Mom and dad, having just returned from a wonderful trip to France, told me about the tasty tripe stew. I got to thinking: I want to make some tripe stew.
I drove around Atlanta for hours, searching for tripe at Kroger's and the other supermarkets. No luck. As a last attempt, I took the highway way out to Chamblee-Tucker to visit the 99 Ranch. I figured: they're asian, they've gotta have weird meats like tripe. Jackpot! I bought several pounds of honeycomb tripe, packaged in a styrofoam tray as nonchalantly as chicken breast.

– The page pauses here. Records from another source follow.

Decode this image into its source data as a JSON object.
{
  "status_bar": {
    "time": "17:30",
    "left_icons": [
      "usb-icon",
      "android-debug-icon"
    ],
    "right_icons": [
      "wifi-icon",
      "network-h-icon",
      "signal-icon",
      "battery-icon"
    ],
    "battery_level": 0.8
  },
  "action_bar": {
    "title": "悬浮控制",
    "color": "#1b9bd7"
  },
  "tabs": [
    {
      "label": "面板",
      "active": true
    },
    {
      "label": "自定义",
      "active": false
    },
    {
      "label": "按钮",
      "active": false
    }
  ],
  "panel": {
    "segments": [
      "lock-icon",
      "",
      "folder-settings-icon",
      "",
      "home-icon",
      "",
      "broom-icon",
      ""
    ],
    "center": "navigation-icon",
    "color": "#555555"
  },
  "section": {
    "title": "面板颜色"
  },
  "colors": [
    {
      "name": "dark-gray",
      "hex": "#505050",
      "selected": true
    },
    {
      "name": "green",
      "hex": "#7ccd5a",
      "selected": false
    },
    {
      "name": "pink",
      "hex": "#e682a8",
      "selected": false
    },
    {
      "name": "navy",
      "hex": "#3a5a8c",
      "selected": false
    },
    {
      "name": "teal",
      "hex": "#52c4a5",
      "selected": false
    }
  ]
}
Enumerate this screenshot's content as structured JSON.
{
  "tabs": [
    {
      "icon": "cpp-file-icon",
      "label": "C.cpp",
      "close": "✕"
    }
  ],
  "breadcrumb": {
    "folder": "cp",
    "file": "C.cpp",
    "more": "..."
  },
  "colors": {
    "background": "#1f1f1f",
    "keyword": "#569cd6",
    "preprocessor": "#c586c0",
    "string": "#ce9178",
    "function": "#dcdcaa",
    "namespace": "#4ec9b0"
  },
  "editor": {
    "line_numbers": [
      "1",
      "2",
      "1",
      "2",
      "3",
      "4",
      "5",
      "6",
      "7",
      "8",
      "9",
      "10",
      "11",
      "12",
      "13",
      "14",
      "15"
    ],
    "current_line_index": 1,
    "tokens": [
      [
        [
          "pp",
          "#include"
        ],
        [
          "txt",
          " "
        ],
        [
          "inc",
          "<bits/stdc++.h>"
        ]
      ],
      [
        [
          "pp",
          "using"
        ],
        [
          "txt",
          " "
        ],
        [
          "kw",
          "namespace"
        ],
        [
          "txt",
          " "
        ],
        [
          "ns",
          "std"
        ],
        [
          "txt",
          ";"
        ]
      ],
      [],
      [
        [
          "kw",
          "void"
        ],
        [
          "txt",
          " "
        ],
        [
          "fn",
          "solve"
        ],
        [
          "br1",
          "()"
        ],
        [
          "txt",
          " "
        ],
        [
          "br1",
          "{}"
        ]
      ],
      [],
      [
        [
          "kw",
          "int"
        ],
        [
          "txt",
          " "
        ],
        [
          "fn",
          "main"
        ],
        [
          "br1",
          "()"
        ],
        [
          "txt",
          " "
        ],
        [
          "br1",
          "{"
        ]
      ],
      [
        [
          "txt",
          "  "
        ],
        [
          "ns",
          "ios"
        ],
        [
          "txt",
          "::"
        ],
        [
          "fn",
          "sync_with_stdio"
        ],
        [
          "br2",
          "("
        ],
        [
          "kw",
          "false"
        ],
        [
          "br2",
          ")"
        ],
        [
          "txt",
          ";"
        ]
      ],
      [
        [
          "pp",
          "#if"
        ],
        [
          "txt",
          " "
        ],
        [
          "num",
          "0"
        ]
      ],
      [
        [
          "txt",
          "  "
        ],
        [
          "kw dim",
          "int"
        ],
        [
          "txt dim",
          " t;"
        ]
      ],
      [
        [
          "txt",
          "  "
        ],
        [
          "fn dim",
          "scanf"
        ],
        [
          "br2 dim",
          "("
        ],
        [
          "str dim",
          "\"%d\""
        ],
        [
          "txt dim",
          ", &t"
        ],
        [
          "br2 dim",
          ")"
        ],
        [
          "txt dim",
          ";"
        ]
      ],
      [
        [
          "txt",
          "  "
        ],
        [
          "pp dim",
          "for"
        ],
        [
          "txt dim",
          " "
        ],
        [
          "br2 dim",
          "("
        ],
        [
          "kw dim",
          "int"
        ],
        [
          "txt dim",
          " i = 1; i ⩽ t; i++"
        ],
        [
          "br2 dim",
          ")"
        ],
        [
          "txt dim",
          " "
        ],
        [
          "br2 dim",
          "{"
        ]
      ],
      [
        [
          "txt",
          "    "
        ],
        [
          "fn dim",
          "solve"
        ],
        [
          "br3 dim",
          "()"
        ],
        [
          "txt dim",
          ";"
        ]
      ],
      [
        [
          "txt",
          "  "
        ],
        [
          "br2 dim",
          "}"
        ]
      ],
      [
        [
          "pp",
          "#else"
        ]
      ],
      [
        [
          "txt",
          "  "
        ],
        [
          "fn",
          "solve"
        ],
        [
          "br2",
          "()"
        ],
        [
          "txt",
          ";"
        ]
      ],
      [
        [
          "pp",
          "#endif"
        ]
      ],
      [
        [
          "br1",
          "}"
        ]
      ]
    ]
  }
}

When I got home, I immediately started cooking. The tripe needed to cook for many hours. Ivana, Antonio's fiancee, came home while I was washing and slicing the tripe. When she saw what I was doing, her eyes widened. "Trippa!" she exclaimed. Squeezing past me in the narrow kitchen, she took a lemon out of the fridge, cut it in half, and squeezed some juice over some tripe. Then she casually popped the raw tripe in her mouth.
"Holy crap!" I exclaimed. Ivana encouraged me (dared me?) to try it, so I did. Like many weird foods, it was mostly about texture. Crunchy, with the lemon juice covering the faint hint of bleach(*).
Afterwards, I saw Ivana in a new light. Ivana had already forced me to revise my opinion of Italian food. But now I saw her as an uber-foodie, a woman who, in addition to embodying all that is good about Sicilian food, also munched on raw cow stomach as if it were carrot sticks.
The tripe stew was a complete failure. The band-aid on my finger slipped into the stew as I was preparing it; hidden amongst the other bandage-sized, flesh-colored strips of tripe, it never reappeared. In any case, I didn't stew the tripe for long enough. We tried a bowl, then threw the rest away.
(*) most of the tripe sold in stores isn't technically raw. it's first bleached and partially cooked.
(**) Antoni gave me his recipe for PastaWithCauliflower.